Arizona Senator John McCain on Thursday rejected the advice of top military leaders who have endorsed repeal of “Don't Ask, Don't Tell.”

The highest-ranking Republican on the Senate Armed Services Committee remained committed during a Senate hearing to the law that bans gay and bisexual troops from serving openly.

McCain cited a Pentagon survey which found that 58 percent of Marines in combat units and 48 percent of Army combat troops thought allowing open gay service would have either a negative or a very negative impact on their unit's effectiveness.

“I remain concerned, as I have in the past, and as demonstrated in this study, that the closer we get to service members in combat, the more we encounter concerns about whether 'Don't Ask, Don't Tell' should be repealed,” he said. “These views should not be considered lightly especially considering how much combat our forces face.”

Secretary of Defense Robert Gates, who has previously urged Congress to end the ban, replied that combat soldiers have limited experience in the military.

“With time and adequate preparation, we can mitigate their concerns,” Gates said.

McCain, who earlier this week joined Senate Republicans in threatening to block any legislation until the Bush-era tax cuts are dealt with, replied that he “couldn't disagree more.”

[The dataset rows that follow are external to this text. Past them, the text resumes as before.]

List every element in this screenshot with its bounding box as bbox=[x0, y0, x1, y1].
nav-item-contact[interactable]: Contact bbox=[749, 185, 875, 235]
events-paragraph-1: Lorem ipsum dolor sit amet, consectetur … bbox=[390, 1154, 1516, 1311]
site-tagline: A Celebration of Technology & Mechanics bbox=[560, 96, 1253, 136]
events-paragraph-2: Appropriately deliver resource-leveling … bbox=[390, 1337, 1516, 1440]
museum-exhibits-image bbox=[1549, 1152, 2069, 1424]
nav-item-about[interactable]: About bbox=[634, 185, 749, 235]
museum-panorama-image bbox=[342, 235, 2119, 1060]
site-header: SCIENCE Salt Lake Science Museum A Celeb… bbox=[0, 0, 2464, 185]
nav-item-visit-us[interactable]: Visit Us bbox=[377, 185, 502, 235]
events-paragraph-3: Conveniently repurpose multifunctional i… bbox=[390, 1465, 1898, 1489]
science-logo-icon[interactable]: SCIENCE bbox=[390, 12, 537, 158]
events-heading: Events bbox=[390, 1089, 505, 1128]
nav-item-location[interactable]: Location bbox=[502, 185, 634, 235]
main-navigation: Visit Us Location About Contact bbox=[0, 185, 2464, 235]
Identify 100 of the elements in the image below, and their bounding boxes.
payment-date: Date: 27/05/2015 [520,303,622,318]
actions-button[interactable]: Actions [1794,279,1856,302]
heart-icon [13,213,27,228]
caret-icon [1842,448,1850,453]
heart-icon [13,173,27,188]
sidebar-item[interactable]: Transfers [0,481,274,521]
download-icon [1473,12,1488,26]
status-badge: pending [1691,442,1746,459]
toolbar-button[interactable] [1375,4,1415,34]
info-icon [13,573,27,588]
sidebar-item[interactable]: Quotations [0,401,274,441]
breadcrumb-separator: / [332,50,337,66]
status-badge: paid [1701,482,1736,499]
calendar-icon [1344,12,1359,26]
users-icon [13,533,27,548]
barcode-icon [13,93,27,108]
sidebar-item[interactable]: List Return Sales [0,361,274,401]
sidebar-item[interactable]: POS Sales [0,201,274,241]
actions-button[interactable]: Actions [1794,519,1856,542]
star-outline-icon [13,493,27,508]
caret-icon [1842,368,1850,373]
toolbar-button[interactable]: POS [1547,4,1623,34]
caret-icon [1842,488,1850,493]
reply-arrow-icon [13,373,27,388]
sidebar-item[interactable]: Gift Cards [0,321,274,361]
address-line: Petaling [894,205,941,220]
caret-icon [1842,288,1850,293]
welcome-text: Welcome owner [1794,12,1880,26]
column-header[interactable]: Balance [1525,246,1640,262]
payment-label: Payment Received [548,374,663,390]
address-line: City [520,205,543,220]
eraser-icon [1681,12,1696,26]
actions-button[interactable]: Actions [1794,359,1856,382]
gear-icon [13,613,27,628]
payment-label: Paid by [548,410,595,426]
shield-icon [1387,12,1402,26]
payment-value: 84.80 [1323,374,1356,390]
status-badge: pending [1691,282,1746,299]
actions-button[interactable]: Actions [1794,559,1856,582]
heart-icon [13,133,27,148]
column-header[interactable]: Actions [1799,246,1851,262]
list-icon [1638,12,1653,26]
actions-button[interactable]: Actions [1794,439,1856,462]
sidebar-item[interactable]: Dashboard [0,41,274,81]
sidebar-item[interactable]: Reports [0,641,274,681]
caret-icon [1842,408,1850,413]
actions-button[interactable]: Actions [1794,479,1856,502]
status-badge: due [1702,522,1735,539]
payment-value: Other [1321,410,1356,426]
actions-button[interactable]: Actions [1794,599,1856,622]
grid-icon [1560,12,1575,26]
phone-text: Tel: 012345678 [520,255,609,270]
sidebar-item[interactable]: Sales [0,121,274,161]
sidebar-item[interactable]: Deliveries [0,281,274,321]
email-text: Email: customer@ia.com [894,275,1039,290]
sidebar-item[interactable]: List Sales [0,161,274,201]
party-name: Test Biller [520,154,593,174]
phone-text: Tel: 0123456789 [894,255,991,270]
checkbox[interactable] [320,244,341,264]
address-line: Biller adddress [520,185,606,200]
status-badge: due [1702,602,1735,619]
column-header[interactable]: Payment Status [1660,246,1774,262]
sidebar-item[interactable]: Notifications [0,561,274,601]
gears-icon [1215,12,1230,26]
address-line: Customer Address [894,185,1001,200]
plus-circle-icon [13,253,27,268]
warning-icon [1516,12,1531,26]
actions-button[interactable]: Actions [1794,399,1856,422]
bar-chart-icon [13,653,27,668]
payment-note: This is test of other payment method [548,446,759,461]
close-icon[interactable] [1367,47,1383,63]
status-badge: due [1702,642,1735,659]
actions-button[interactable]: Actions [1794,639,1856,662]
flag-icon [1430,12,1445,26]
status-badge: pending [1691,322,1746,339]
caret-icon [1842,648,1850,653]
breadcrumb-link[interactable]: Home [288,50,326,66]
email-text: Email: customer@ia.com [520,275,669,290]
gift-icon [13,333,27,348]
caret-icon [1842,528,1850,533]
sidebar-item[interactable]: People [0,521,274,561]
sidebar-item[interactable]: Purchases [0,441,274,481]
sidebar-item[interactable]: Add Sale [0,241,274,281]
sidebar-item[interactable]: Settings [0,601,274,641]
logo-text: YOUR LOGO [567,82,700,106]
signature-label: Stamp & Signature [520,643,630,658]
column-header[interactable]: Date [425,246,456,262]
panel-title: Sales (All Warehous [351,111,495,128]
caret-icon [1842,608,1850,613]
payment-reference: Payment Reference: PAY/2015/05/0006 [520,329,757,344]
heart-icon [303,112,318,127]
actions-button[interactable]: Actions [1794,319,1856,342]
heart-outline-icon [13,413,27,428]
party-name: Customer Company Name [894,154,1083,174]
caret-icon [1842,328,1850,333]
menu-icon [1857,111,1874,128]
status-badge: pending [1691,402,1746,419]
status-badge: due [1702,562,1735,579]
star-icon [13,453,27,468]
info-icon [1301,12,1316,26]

“We send these young people into combat, we think they're mature enough to fight and die. I think they're mature enough to make a judgment on who they want to serve with and the impact on their battle effectiveness.”

McCain insisted that the report was flawed because it had not asked troops if the law should be repealed, a question Gates has previously rejected.

Admiral Mike Mullen, the chairman of the Joint Chiefs of Staff, also shook off concerns about serving alongside openly gay troops.

“I've been serving with gays and lesbians my whole career. I went to war with them aboard a destroyer off the coast of Vietnam. I knew they were there. They knew I knew it. We never missed a mission, never failed to deliver ordnance on target.”

Mullen added that the military would cope with service members who disagree with repeal.

“Should repeal occur, some soldiers and Marines may want separate showers facilities … Some may even quit the service. We'll deal with that.”

Aubrey Sarvis, executive director of the Servicemembers Legal Defense Network (SLDN), the largest group lobbying for repeal of the 17-year-old law, said McCain had grown “out of touch” with top military leaders.

“As witnessed in today's hearing, McCain is growing more and more out of touch with the military's top leadership as well as a majority of the force. It is now painfully transparent that for McCain, it's all politics,” Sarvis said.

Committee members will hear from military service chiefs on Friday.